(United States, 1978)
Now that seven inferior sequels have tainted the "Halloween" name, it's sometimes hard to remember that the first, original Halloween was a genuine classic - a horror/thriller that favored atmosphere and suspense above bloodshed, and kept audiences on the edges of their seats. (The Halloween series has the odd distinction of including one of the best movies of all time - the first installment - and one of the worst movies of all time - number six.) Halloween is generally credited as having spawned the slasher movie craze, but, in many of the most important ways, it wasn't a member of the genre. The main villain, Michael Myers, kills people, but the slaughter is not graphic. The movie is more about shocks and scares than blood and gore. Halloween has more in common with Alfred Hitchcock's Psycho than with Friday the 13th. Despite having been put together on an extremely low budget, Halloween is so well made that it can be watched over and over again without losing its considerable impact. (I usually watch the movie once a year -- on or around Halloween night, of course.) The craft of the film is amazing - with very little money, no studio backing, and only one "name" star (veteran Donald Pleasance), John Carpenter created one of the best horror films of all time. And what could be more evocative than the simple, chilling "Halloween" theme? Those who would dismiss Halloween based on the title or the genre are judging it without having experienced it. Don't let elitist snobs who think they're too good for this sort of thing turn you off. Yes, it's probably best to skip entries two through eight (and counting?), but #1 is a must-see for anyone who appreciates frightening movies.
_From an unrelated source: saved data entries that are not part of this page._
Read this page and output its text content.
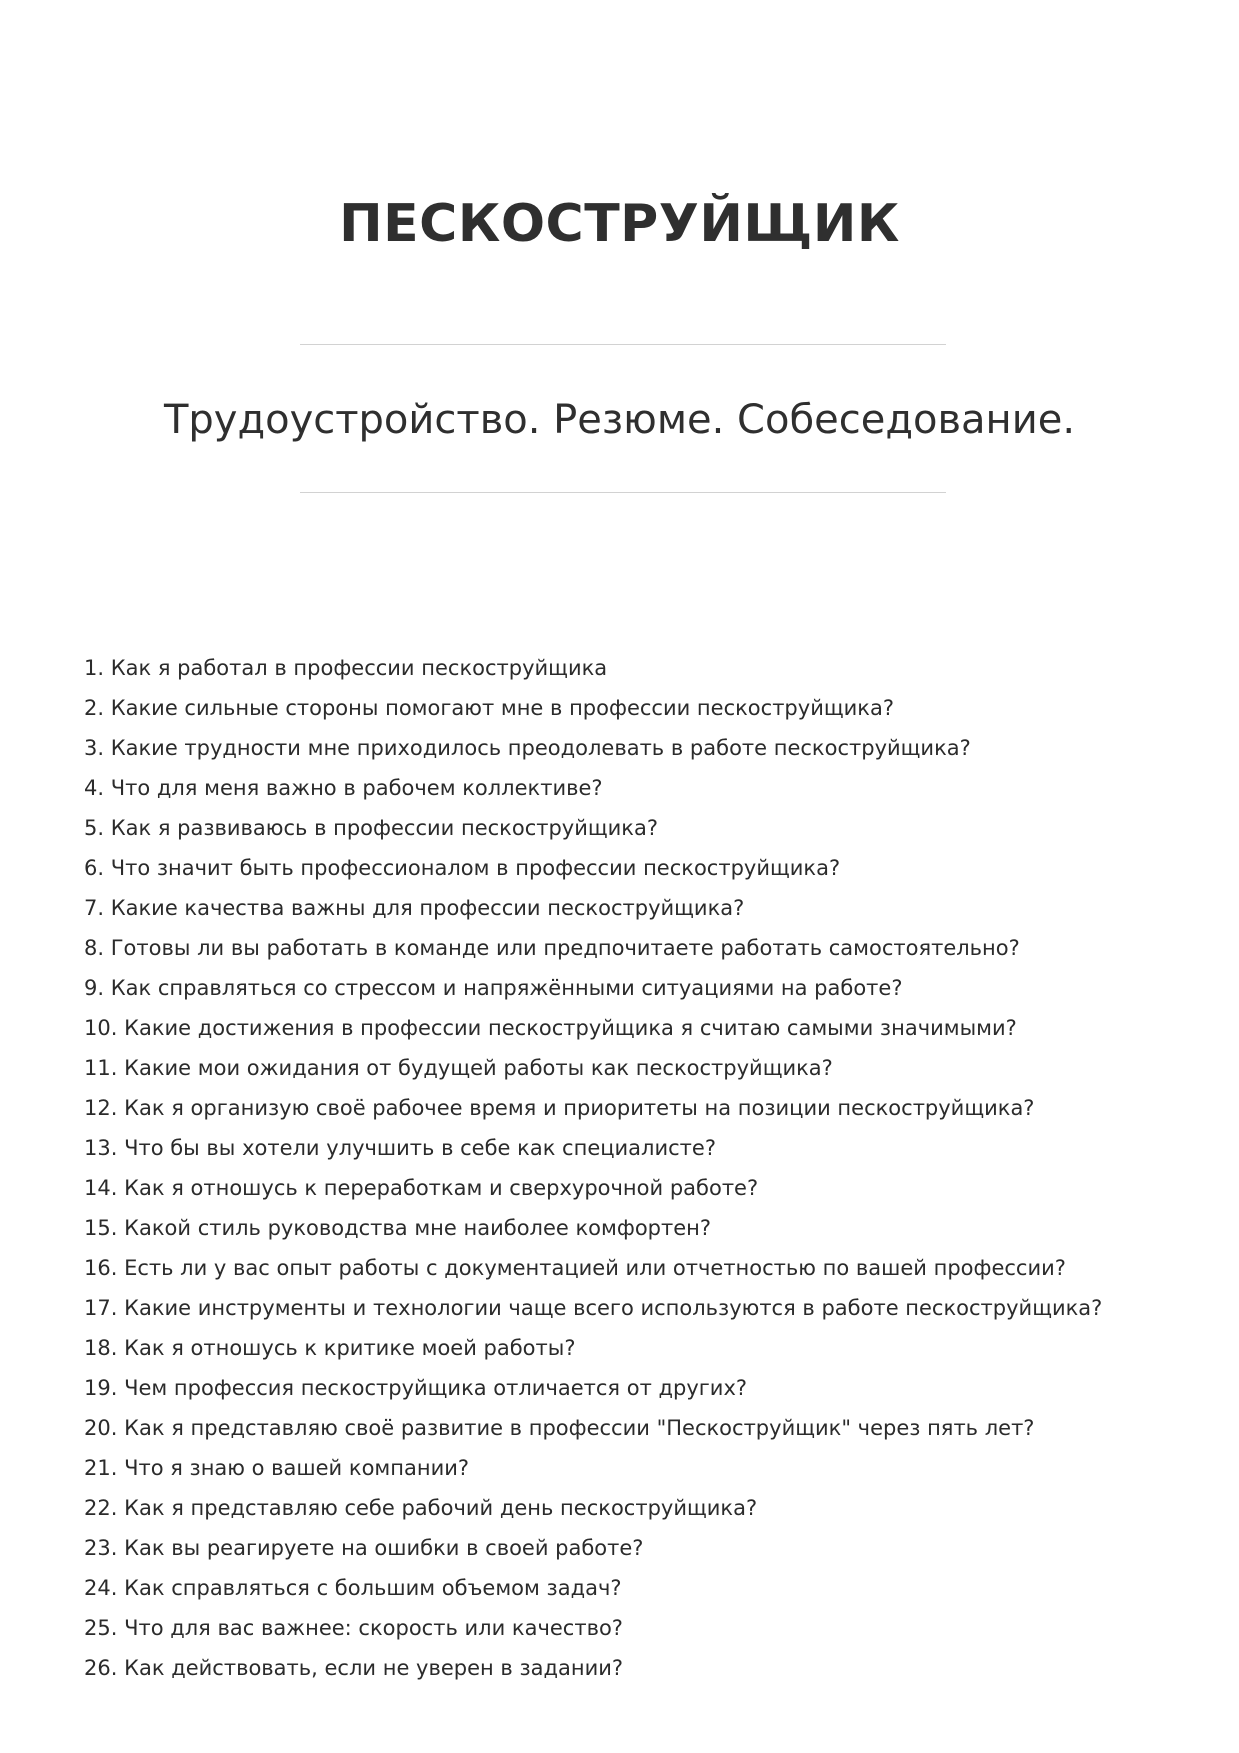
ПЕСКОСТРУЙЩИК
Трудоустройство. Резюме. Собеседование.
1. Как я работал в профессии пескоструйщика
2. Какие сильные стороны помогают мне в профессии пескоструйщика?
3. Какие трудности мне приходилось преодолевать в работе пескоструйщика?
4. Что для меня важно в рабочем коллективе?
5. Как я развиваюсь в профессии пескоструйщика?
6. Что значит быть профессионалом в профессии пескоструйщика?
7. Какие качества важны для профессии пескоструйщика?
8. Готовы ли вы работать в команде или предпочитаете работать самостоятельно?
9. Как справляться со стрессом и напряжёнными ситуациями на работе?
10. Какие достижения в профессии пескоструйщика я считаю самыми значимыми?
11. Какие мои ожидания от будущей работы как пескоструйщика?
12. Как я организую своё рабочее время и приоритеты на позиции пескоструйщика?
13. Что бы вы хотели улучшить в себе как специалисте?
14. Как я отношусь к переработкам и сверхурочной работе?
15. Какой стиль руководства мне наиболее комфортен?
16. Есть ли у вас опыт работы с документацией или отчетностью по вашей профессии?
17. Какие инструменты и технологии чаще всего используются в работе пескоструйщика?
18. Как я отношусь к критике моей работы?
19. Чем профессия пескоструйщика отличается от других?
20. Как я представляю своё развитие в профессии "Пескоструйщик" через пять лет?
21. Что я знаю о вашей компании?
22. Как я представляю себе рабочий день пескоструйщика?
23. Как вы реагируете на ошибки в своей работе?
24. Как справляться с большим объемом задач?
25. Что для вас важнее: скорость или качество?
26. Как действовать, если не уверен в задании?
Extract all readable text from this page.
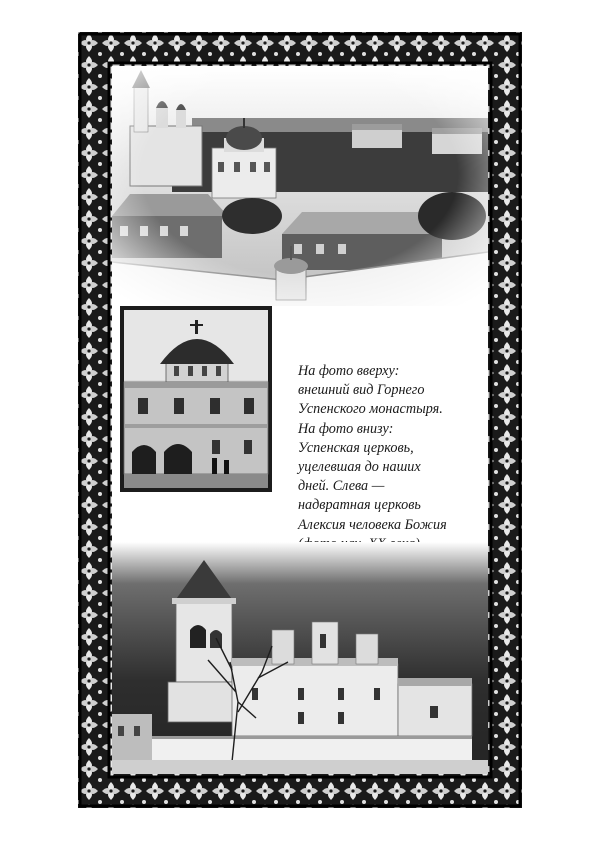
На фото вверху:
внешний вид Горнего
Успенского монастыря.
На фото внизу:
Успенская церковь,
уцелевшая до наших
дней. Слева —
надвратная церковь
Алексия человека Божия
Plot Summary (Spoilers Possible):
The film opens with a long, single-shot prologue that takes place on Halloween night, 1963. A young Michael Myers watches as his older sister, Judith, sneaks upstairs for a quickie with a guy from school. After the boyfriend has departed, Michael takes a knife out of the kitchen drawer, ascends the staircase, and stabs Judith to death. The entire sequence employs the subjective point-of-view, an approach that writer/director John Carpenter returns to repeatedly throughout the movie. Only after the deed is done do we learn that Michael is only a grade-schooler. The bulk of the movie takes place fifteen years later. Michael, confined to an asylum for the criminally insane for more than ten years, escapes on the night before Halloween. His doctor, Sam Loomis (Donald Pleasance), believing Michael to be the embodiment of evil, tracks the killer back to his hometown of Haddonfield, where he is already stalking the gawky and virginal high-schooler, Laurie Strode (Jamie Lee Curtis). From there, it's a race against time as Loomis seeks to locate and stop Michael before he starts again where he left off in 1963.
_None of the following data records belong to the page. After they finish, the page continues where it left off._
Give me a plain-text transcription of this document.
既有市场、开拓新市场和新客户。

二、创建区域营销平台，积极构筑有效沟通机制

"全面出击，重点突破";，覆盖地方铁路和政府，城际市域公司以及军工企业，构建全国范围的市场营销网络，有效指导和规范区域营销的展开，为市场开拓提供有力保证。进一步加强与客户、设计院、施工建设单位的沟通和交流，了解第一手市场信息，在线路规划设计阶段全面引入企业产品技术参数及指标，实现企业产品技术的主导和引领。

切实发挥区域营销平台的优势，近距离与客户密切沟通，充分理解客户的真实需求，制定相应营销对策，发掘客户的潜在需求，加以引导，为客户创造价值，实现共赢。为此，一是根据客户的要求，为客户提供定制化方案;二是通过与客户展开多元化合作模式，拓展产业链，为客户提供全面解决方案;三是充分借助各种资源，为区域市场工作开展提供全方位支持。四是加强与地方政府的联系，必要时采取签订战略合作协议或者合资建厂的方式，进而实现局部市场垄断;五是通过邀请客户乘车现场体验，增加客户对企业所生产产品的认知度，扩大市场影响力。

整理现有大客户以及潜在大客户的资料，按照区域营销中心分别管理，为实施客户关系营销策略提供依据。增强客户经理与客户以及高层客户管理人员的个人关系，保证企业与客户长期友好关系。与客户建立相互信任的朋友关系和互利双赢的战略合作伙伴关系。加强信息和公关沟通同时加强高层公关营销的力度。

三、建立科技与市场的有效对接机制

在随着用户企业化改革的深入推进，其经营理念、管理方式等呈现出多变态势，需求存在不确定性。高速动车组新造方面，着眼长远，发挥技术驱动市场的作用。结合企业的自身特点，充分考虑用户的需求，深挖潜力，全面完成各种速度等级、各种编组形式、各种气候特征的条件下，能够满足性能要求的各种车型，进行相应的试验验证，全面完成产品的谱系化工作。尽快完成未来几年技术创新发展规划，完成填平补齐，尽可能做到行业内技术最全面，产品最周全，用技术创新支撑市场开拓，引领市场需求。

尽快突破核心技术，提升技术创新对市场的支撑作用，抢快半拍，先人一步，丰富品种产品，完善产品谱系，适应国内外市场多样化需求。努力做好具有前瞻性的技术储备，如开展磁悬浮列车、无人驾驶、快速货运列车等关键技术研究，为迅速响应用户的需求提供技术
Halloween is one of those films where the attention to detail is evident in every frame. The final body count is surprisingly low, but the terror quotient is high. This is the kind of impeccably crafted motion picture that burrows deep into our psyche and connects with the dark, hidden terrors that lurk there. Halloween is not a perfect movie, but no recent horror film has attained this pinnacle. Likewise, John Carpenter has never come close to recapturing Halloween's artistic or commercial success, though he has tried many times. Halloween remains untouched -- a modern classic of the most horrific kind.